Friday 15 July 2016

The sky leaks, Brel bleeds and I cry.


It’s a long time since I’ve seen rain leak so heavily from the sky - it makes me feel quite righteous for having wrecked myself cutting the grass last night instead of putting it off until today. Jacques Brel is bleeding mournfully out of the radio in the café and when his words combine with the rain dripping from my hair and with the thin morning light and the heavy smell of coffee grinds in the air, the resulting melancholy rises around me like steam. The rain bounces off the cars and empty pavement outside like Brel’s “perles de pluie”. It washes down the window I’m sitting beside distorting my view of the street, maybe also my view of life, as the poet rhymes “Bonheur” with “Coeur”, “malentendu” with “le temps perdu”. I could cry.

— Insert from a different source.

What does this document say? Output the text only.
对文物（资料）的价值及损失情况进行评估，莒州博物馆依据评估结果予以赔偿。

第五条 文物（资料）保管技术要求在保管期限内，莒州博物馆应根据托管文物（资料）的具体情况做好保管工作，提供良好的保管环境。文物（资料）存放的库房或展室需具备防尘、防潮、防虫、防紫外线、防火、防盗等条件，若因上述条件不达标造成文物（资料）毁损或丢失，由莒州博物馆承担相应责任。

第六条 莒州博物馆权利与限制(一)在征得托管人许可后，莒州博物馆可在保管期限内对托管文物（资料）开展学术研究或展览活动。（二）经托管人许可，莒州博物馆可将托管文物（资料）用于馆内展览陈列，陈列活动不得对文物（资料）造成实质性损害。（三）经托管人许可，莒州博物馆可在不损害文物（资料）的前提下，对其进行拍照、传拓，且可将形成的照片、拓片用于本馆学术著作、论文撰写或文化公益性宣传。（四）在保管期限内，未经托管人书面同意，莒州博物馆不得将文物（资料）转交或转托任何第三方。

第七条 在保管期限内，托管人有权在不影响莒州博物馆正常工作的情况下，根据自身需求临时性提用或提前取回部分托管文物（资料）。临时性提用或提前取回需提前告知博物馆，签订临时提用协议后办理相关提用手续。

And in walks Annie, drenched, hair stuck to her cheeks and the warmest smile outlined by the reddest lipstick and turning each “perle de pluie” into another extravagant adjective. I’m no longer in Belfast as she smiles at the room and walks past me to the counter; I’m in Paris, café at the bottom of Rue Moufftard, and it’s still raining, the end of December, and she isn’t Annie she’s Maggi, but the lipstick is just as red. She’s wearing the big, creamy, ankle-length coat I bought her to cover up her bump and keep it warm. My heart swells.

Now I’m definitely going to cry. I’ll go outside so that people, if they look at me, might mistake my tears for “perles de pluie”.